In the eighth chapter of Jon Ronson's, The Psychopath Test, the main idea is conspiracy theories and the story of David Shayler. It starts with the story of Rachel North and her being in the carriage during the 7/7 attacks. When Rachel finally got tired of people thinking she didn't exist, she met face to face with the conspirators. Here is where she recognizes David Shayler. David Shayler was a spy for secret intelligence until he felt secret assassinations were wrong and told everything to a journalist. Five years later, Shayler was a 9/11 conspirator, a 7/7 conspirator, and later on thought he was Messiah. The media was fascinated with the conspiracy theories of David Shayler, but not so much with the idea of himself thinking he was some sort of God. This all goes back to the idea of  "the right sort of madness." As David Shayler said, "A lot of people are scared they are going mad these days." People feel comforted by seeing other people with similar "madness" but just a bit crazier, so we feel better about ourselves in that we aren't that crazy. David Shayler got too crazy, where it just frightened people.

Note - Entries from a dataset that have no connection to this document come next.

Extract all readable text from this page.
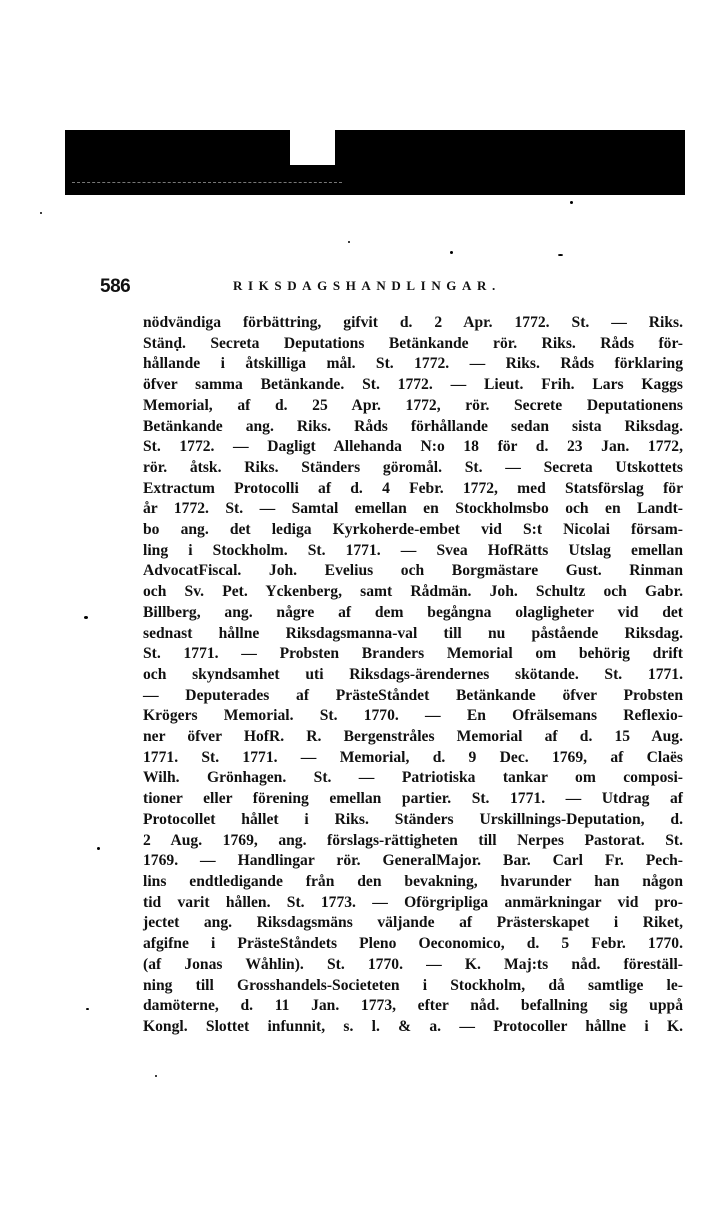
586	RIKSDAGSHANDLINGAR.
nödvändiga förbättring, gifvit d. 2 Apr. 1772. St. — Riks.
Stänḍ. Secreta Deputations Betänkande rör. Riks. Råds för-
hållande i åtskilliga mål. St. 1772. — Riks. Råds förklaring
öfver samma Betänkande. St. 1772. — Lieut. Frih. Lars Kaggs
Memorial, af d. 25 Apr. 1772, rör. Secrete Deputationens
Betänkande ang. Riks. Råds förhållande sedan sista Riksdag.
St. 1772. — Dagligt Allehanda N:o 18 för d. 23 Jan. 1772,
rör. åtsk. Riks. Ständers göromål. St. — Secreta Utskottets
Extractum Protocolli af d. 4 Febr. 1772, med Statsförslag för
år 1772. St. — Samtal emellan en Stockholmsbo och en Landt-
bo ang. det lediga Kyrkoherde-embet vid S:t Nicolai försam-
ling i Stockholm. St. 1771. — Svea HofRätts Utslag emellan
AdvocatFiscal. Joh. Evelius och Borgmästare Gust. Rinman
och Sv. Pet. Yckenberg, samt Rådmän. Joh. Schultz och Gabr.
Billberg, ang. någre af dem begångna olagligheter vid det
sednast hållne Riksdagsmanna-val till nu påstående Riksdag.
St. 1771. — Probsten Branders Memorial om behörig drift
och skyndsamhet uti Riksdags-ärendernes skötande. St. 1771.
— Deputerades af PrästeStåndet Betänkande öfver Probsten
Krögers Memorial. St. 1770. — En Ofrälsemans Reflexio-
ner öfver HofR. R. Bergenstråles Memorial af d. 15 Aug.
1771. St. 1771. — Memorial, d. 9 Dec. 1769, af Claës
Wilh. Grönhagen. St. — Patriotiska tankar om composi-
tioner eller förening emellan partier. St. 1771. — Utdrag af
Protocollet hållet i Riks. Ständers Urskillnings-Deputation, d.
2 Aug. 1769, ang. förslags-rättigheten till Nerpes Pastorat. St.
1769. — Handlingar rör. GeneralMajor. Bar. Carl Fr. Pech-
lins endtledigande från den bevakning, hvarunder han någon
tid varit hållen. St. 1773. — Oförgripliga anmärkningar vid pro-
jectet ang. Riksdagsmäns väljande af Prästerskapet i Riket,
afgifne i PrästeStåndets Pleno Oeconomico, d. 5 Febr. 1770.
(af Jonas Wåhlin). St. 1770. — K. Maj:ts nåd. föreställ-
ning till Grosshandels-Societeten i Stockholm, då samtlige le-
damöterne, d. 11 Jan. 1773, efter nåd. befallning sig uppå
Kongl. Slottet infunnit, s. l. & a. — Protocoller hållne i K.
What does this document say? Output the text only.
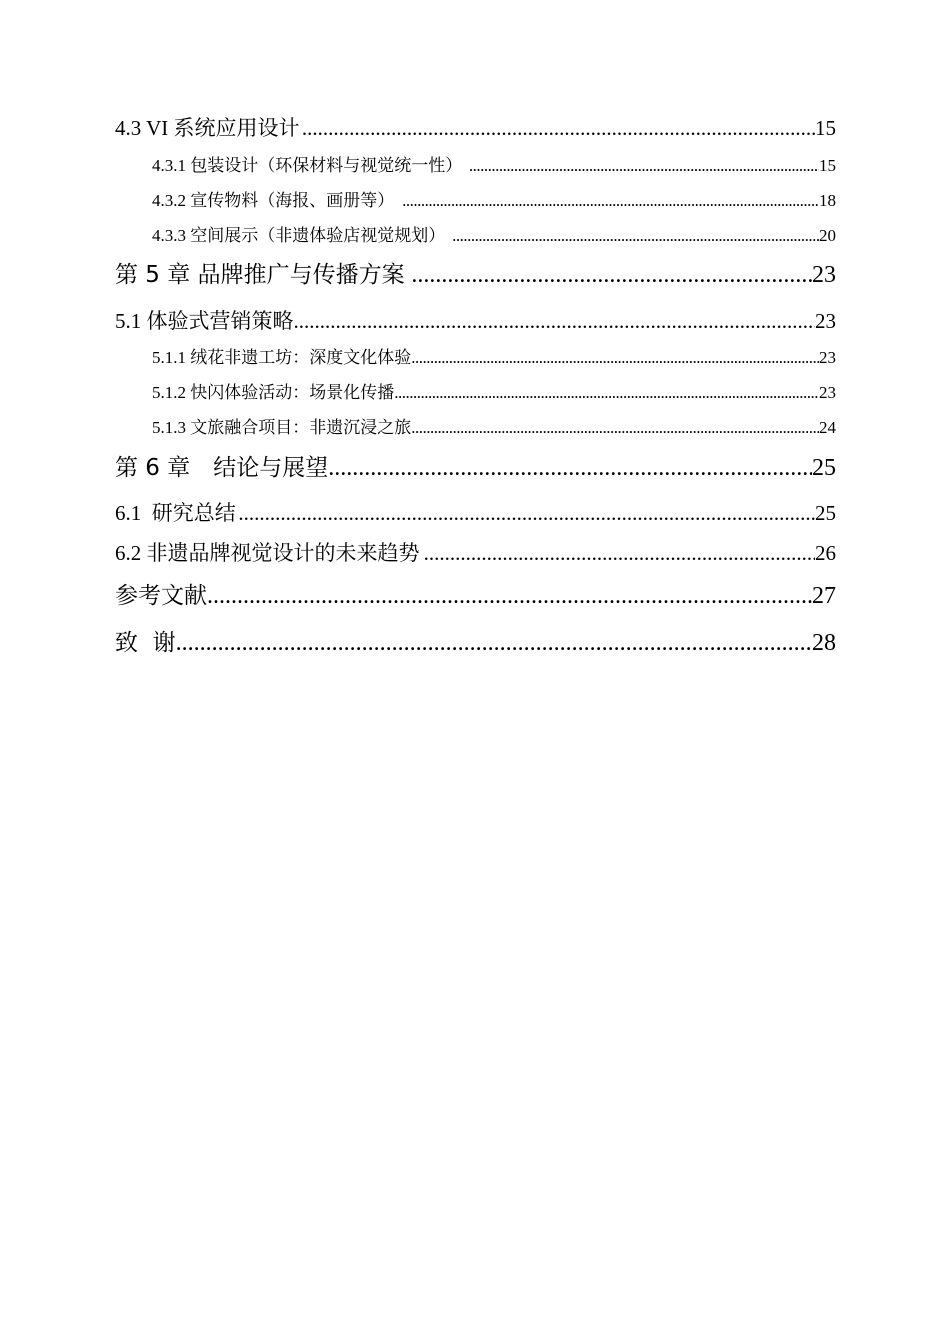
4.3 VI 系统应用设计 .....	15
4.3.1 包装设计（环保材料与视觉统一性） .....	15
4.3.2 宣传物料（海报、画册等） .....	18
4.3.3 空间展示（非遗体验店视觉规划） .....	20
第 5 章 品牌推广与传播方案 .....	23
5.1 体验式营销策略 .....	23
5.1.1 绒花非遗工坊：深度文化体验 .....	23
5.1.2 快闪体验活动：场景化传播 .....	23
5.1.3 文旅融合项目：非遗沉浸之旅 .....	24
第 6 章　结论与展望 .....	25
6.1  研究总结 .....	25
6.2 非遗品牌视觉设计的未来趋势 .....	26
参考文献 .....	27
致  谢 .....	28
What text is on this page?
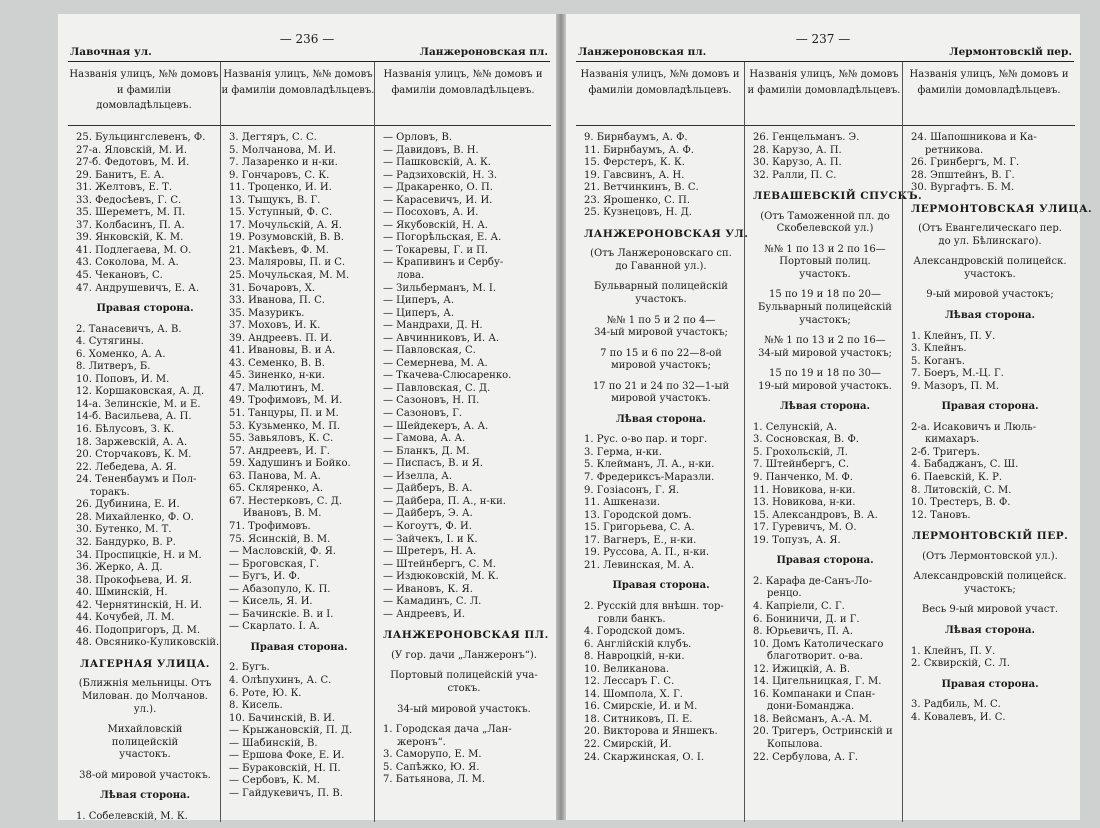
— 236 —
Лавочная ул.	Ланжероновская пл.
Названія улицъ, №№ домовъ и фамиліи домовладѣльцевъ.
25. Бульцингслевенъ, Ф.
27-а. Яловскій, М. И.
27-б. Федотовъ, М. И.
29. Банитъ, Е. А.
31. Желтовъ, Е. Т.
33. Федосѣевъ, Г. С.
35. Шереметъ, М. П.
37. Колбасинъ, П. А.
39. Янковскій, К. М.
41. Подлегаева, М. О.
43. Соколова, М. А.
45. Чекановъ, С.
47. Андрушевичъ, Е. А.
Правая сторона.
2. Танасевичъ, А. В.
4. Сутягины.
6. Хоменко, А. А.
8. Литверъ, Б.
10. Поповъ, И. М.
12. Коршаковская, А. Д.
14-а. Зелинскіе, М. и Е.
14-б. Васильева, А. П.
16. Бѣлусовъ, З. К.
18. Заржевскій, А. А.
20. Сторчаковъ, К. М.
22. Лебедева, А. Я.
24. Тененбаумъ и Пол-
торакъ.
26. Дубинина, Е. И.
28. Михайленко, Ф. О.
30. Бутенко, М. Т.
32. Бандурко, В. Р.
34. Проспицкіе, Н. и М.
36. Жерко, А. Д.
38. Прокофьева, И. Я.
40. Шминскій, Н.
42. Чернятинскій, Н. И.
44. Кочубей, Л. М.
46. Подопригоръ, Д. М.
48. Овсянико-Куликовскій.
ЛАГЕРНАЯ УЛИЦА.
(Ближнія мельницы. Отъ
Милован. до Молчанов. ул.).
Михайловскій полицейскій
участокъ.
38-ой мировой участокъ.
Лѣвая сторона.
1. Собелевскій, М. К.
Названія улицъ, №№ домовъ и фамиліи домовладѣльцевъ.
3. Дегтяръ, С. С.
5. Молчанова, М. И.
7. Лазаренко и н-ки.
9. Гончаровъ, С. К.
11. Троценко, И. И.
13. Тыщукъ, В. Г.
15. Уступный, Ф. С.
17. Мочульскій, А. Я.
19. Розумовскій, В. В.
21. Макѣевъ, Ф. М.
23. Маляровы, П. и С.
25. Мочульская, М. М.
31. Бочаровъ, Х.
33. Иванова, П. С.
35. Мазурикъ.
37. Моховъ, И. К.
39. Андреевъ. П. И.
41. Ивановы, В. и А.
43. Семенко, В. В.
45. Зиненко, н-ки.
47. Малютинъ, М.
49. Трофимовъ, М. И.
51. Танцуры, П. и М.
53. Кузьменко, М. П.
55. Завьяловъ, К. С.
57. Андреевъ, И. Г.
59. Хадушинъ и Бойко.
63. Панова, М. А.
65. Скляренко, А.
67. Нестерковъ, С. Д.
Ивановъ, В. М.
71. Трофимовъ.
75. Ясинскій, В. М.
— Масловскій, Ф. Я.
— Броговская, Г.
— Бугъ, И. Ф.
— Абазопуло, К. П.
— Кисель, Я. И.
— Бачинскіе. В. и І.
— Скарлато. І. А.
Правая сторона.
2. Бугъ.
4. Олѣпухинъ, А. С.
6. Роте, Ю. К.
8. Кисель.
10. Бачинскій, В. И.
— Крыжановскій, П. Д.
— Шабинскій, В.
— Ершова Фоке, Е. И.
— Бураковскій, Н. П.
— Сербовъ, К. М.
— Гайдукевичъ, П. В.
Названія улицъ, №№ домовъ и фамиліи домовладѣльцевъ.
— Орловъ, В.
— Давидовъ, В. Н.
— Пашковскій, А. К.
— Радзиховскій, Н. З.
— Дракаренко, О. П.
— Карасевичъ, И. И.
— Посоховъ, А. И.
— Якубовскій, Н. А.
— Погорѣльская, Е. А.
— Токаревы, Г. и П.
— Крапивинъ и Сербу-
лова.
— Зильберманъ, М. І.
— Циперъ, А.
— Циперъ, А.
— Мандрахи, Д. Н.
— Авчинниковъ, И. А.
— Павловская, С.
— Семернева, М. А.
— Ткачева-Слюсаренко.
— Павловская, С. Д.
— Сазоновъ, Н. П.
— Сазоновъ, Г.
— Шейдекеръ, А. А.
— Гамова, А. А.
— Бланкъ, Д. М.
— Писпасъ, В. и Я.
— Изелла, А.
— Дайберъ, В. А.
— Дайбера, П. А., н-ки.
— Дайберъ, Э. А.
— Когоутъ, Ф. И.
— Зайчекъ, І. и К.
— Шретеръ, Н. А.
— Штейнбергъ, С. М.
— Издюковскій, М. К.
— Ивановъ, К. Я.
— Камадинъ, С. Л.
— Андреевъ, И.
ЛАНЖЕРОНОВСКАЯ ПЛ.
(У гор. дачи „Ланжеронъ“).
Портовый полицейскій уча-
стокъ.
34-ый мировой участокъ.
1. Городская дача „Лан-
жеронъ“.
3. Саморупо, Е. М.
5. Сапѣжко, Ю. Я.
7. Батьянова, Л. М.
— 237 —
Ланжероновская пл.	Лермонтовскій пер.
Названія улицъ, №№ домовъ и фамиліи домовладѣльцевъ.
9. Бирнбаумъ, А. Ф.
11. Бирнбаумъ, А. Ф.
15. Ферстеръ, К. К.
19. Гавсвинъ, А. Н.
21. Ветчинкинъ, В. С.
23. Ярошенко, С. П.
25. Кузнецовъ, Н. Д.
ЛАНЖЕРОНОВСКАЯ УЛ.
(Отъ Ланжероновскаго сп.
до Гаванной ул.).
Бульварный полицейскій
участокъ.
№№ 1 по 5 и 2 по 4—
34-ый мировой участокъ;
7 по 15 и 6 по 22—8-ой
мировой участокъ;
17 по 21 и 24 по 32—1-ый
мировой участокъ.
Лѣвая сторона.
1. Рус. о-во пар. и торг.
3. Герма, н-ки.
5. Клейманъ, Л. А., н-ки.
7. Фредерикcъ-Маразли.
9. Гозіасонъ, Г. Я.
11. Ашкенази.
13. Городской домъ.
15. Григорьева, С. А.
17. Вагнеръ, Е., н-ки.
19. Руссова, А. П., н-ки.
21. Левинская, М. А.
Правая сторона.
2. Русскій для внѣшн. тор-
говли банкъ.
4. Городской домъ.
6. Англійскій клубъ.
8. Навроцкій, н-ки.
10. Великанова.
12. Лессаръ Г. С.
14. Шомпола, Х. Г.
16. Смирскіе, И. и М.
18. Ситниковъ, П. Е.
20. Викторова и Яншекъ.
22. Смирскій, И.
24. Скаржинская, О. І.
Названія улицъ, №№ домовъ и фамиліи домовладѣльцевъ.
26. Генцельманъ. Э.
28. Карузо, А. П.
30. Карузо, А. П.
32. Ралли, П. С.
ЛЕВАШЕВСКІЙ СПУСКЪ.
(Отъ Таможенной пл. до
Скобелевской ул.)
№№ 1 по 13 и 2 по 16—
Портовый полиц. участокъ.
15 по 19 и 18 по 20—
Бульварный полицейскій
участокъ;
№№ 1 по 13 и 2 по 16—
34-ый мировой участокъ;
15 по 19 и 18 по 30—
19-ый мировой участокъ.
Лѣвая сторона.
1. Селунскій, А.
3. Сосновская, В. Ф.
5. Грохольскій, Л.
7. Штейнбергъ, С.
9. Панченко, М. Ф.
11. Новикова, н-ки.
13. Новикова, н-ки.
15. Александровъ, В. А.
17. Гуревичъ, М. О.
19. Топузъ, А. Я.
Правая сторона.
2. Карафа де-Санъ-Ло-
ренцо.
4. Капріели, С. Г.
6. Бониничи, Д. и Г.
8. Юрьевичъ, П. А.
10. Домъ Католическаго
благотворит. о-ва.
12. Ижицкій, А. В.
14. Цигельницкая, Г. М.
16. Компанаки и Спан-
дони-Боманджа.
18. Вейсманъ, А.-А. М.
20. Тригеръ, Остринскій и
Копылова.
22. Сербулова, А. Г.
Названія улицъ, №№ домовъ и фамиліи домовладѣльцевъ.
24. Шапошникова и Ка-
ретникова.
26. Гринбергъ, М. Г.
28. Эпштейнъ, В. Г.
30. Вургафтъ. Б. М.
ЛЕРМОНТОВСКАЯ УЛИЦА.
(Отъ Евангелическаго пер.
до ул. Бѣлинскаго).
Александровскій полицейск.
участокъ.
9-ый мировой участокъ;
Лѣвая сторона.
1. Клейнъ, П. У.
3. Клейнъ.
5. Коганъ.
7. Боеръ, М.-Ц. Г.
9. Мазоръ, П. М.
Правая сторона.
2-а. Исаковичъ и Люль-
кимахаръ.
2-б. Тригеръ.
4. Бабаджанъ, С. Ш.
6. Паевскій, К. Р.
8. Литовскій, С. М.
10. Трестеръ, В. Ф.
12. Тановъ.
ЛЕРМОНТОВСКІЙ ПЕР.
(Отъ Лермонтовской ул.).
Александровскій полицейск.
участокъ;
Весь 9-ый мировой участ.
Лѣвая сторона.
1. Клейнъ, П. У.
2. Сквирскій, С. Л.
Правая сторона.
3. Радбиль, М. С.
4. Ковалевъ, И. С.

Both of the chapters, The Madness of David Shayler and Aiming a Bit High, don't focus on taking so much about psychopaths. I don't quite see how Shayler was considered a psychopath at all, or if Ronson even said he was? They also never prove that Colin Stagg is a psychopath either. It really seems that Bob and Jon and psychopath detectors are all conspirators in a way. I thought that the whole store of Lizze James was the most fucked up thing I have ever heard and I cannot believe that stuff like that actually happens in the world. Like, what?!?!?! Seriously, who would agree to be a part of something like that where she throws herself at some creep. I would never be able to live with myself or sleep at night. The fact that the police woman who played the role of Lizze James, got paid off for compensation of trauma and stress is messed up. She agreed to it, no amount of money can change that. She should feel like an awful and disgusting person. Although Britton was a very good criminal profiler, no person or group of people should trust the instinct of one person completely. It just flusters me that these police and investigators just kept pursing this one man, and not looking for any other clues that were not necessarily in the criminal profile description.